Re:I for one am.... by Anonymous Coward · 2019-02-21 07:10 · Score: 2, Funny

... actually quite surprised.
Software engineers admitting something cannot be just fixed in software? Astounding.
Re:Oooh breaking news by AuMatar · 2019-02-21 07:30 · Score: 3, Informative

Inifinite cores wouldn't make speculative execution not needed. Speculative execution exists because you're trying to do things sequentially. Putting another core in there won't speed it up in any fashion- to avoid speculation you have to wait until the branch is determined. You could remove speculative execution and the optimization it provides, but yo'll end up with a FAR slower processor as your core will be idle from the beginning of a branch statement until its done- putting in a lot of noops into the pipeline. The deeper the pipeline in the architecture, the worse it will be.

--
I still have more fans than freaks. WTF is wrong with you people?
The irony by OneHundredAndTen · 2019-02-21 07:52 · Score: 3, Interesting

And the much-maligned, all-but-dead Itanium is immune to Spectre. Fancy that.
Re:I for one am.... by Darinbob · 2019-02-21 10:45 · Score: 2

I am.
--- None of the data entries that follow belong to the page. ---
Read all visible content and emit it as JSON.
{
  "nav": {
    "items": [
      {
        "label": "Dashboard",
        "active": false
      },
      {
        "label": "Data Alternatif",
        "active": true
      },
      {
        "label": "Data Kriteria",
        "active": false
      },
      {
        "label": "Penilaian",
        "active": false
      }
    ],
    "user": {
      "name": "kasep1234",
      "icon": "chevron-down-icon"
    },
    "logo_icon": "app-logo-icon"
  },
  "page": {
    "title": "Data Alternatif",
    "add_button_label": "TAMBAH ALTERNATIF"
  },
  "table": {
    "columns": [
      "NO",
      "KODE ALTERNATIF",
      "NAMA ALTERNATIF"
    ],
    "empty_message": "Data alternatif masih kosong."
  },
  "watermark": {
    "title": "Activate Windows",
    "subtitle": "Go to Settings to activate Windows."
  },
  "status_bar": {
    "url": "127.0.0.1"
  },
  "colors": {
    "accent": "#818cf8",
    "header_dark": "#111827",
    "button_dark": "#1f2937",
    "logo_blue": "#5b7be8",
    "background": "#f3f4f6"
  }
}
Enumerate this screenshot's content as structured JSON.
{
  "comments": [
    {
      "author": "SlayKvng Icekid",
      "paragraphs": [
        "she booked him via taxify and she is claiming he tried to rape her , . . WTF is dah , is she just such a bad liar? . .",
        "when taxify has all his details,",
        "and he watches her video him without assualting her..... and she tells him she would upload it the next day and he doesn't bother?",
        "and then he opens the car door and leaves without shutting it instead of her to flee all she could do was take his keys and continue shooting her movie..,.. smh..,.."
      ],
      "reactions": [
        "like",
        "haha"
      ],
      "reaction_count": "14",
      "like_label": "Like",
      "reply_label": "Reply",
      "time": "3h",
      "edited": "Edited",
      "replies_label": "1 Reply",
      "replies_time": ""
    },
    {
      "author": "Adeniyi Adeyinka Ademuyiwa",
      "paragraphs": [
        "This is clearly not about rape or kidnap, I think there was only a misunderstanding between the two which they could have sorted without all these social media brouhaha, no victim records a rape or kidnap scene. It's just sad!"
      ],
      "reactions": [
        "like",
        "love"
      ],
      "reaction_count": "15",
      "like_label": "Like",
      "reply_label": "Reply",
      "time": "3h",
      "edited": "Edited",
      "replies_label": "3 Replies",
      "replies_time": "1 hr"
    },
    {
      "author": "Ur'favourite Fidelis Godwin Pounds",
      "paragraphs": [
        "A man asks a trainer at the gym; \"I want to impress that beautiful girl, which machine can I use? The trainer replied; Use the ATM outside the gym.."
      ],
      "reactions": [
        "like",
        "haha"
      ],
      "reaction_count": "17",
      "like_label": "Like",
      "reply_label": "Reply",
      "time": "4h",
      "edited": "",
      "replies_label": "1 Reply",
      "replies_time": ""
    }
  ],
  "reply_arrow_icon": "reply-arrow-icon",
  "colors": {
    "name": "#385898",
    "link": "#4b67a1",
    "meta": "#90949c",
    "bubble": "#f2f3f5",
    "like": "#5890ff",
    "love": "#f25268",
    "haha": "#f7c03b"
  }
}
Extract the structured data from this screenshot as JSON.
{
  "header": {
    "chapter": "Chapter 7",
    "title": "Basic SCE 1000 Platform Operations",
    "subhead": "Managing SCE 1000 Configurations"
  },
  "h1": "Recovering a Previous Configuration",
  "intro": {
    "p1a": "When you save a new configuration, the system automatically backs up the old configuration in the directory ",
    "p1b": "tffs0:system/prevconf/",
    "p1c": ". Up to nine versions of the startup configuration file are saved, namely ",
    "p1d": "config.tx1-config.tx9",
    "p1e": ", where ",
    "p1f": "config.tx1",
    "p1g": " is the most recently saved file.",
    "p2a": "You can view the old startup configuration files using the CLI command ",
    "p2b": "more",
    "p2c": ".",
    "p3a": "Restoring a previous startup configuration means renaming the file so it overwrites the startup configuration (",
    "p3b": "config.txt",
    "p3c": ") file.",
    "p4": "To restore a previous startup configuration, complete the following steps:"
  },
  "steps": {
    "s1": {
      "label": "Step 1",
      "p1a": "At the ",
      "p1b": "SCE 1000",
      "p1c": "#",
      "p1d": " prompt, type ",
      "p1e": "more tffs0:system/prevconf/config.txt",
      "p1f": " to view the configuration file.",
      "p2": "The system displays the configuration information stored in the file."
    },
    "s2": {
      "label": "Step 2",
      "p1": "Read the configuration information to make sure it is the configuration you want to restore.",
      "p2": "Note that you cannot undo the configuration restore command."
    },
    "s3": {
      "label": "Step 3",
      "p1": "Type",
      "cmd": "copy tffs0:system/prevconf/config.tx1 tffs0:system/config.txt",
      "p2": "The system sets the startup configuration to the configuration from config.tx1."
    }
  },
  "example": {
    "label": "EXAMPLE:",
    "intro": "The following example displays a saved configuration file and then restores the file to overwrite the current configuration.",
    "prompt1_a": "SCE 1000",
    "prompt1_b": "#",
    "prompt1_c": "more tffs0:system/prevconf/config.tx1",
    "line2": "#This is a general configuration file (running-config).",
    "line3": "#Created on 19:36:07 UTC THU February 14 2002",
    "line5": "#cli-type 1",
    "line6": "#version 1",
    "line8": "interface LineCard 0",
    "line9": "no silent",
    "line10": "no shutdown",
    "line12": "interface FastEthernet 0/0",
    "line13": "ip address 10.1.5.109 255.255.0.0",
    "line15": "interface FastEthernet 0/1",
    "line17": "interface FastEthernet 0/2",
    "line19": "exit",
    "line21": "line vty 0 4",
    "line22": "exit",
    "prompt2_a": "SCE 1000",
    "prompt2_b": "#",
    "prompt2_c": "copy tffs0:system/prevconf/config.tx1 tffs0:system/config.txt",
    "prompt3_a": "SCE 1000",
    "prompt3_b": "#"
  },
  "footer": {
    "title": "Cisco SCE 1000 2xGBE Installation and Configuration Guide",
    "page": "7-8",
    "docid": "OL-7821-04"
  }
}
Though maybe it's just bad technology reporting. When they say "all processors that perform speculative execution will always remain susceptible" there's something wrong being reported. They should add in that this does not mean ALL processors (past, present, future, and from any vendor), and should end with "unless processors are redesigned."
Reading the summary as-is literally, it is disgreeing with itself.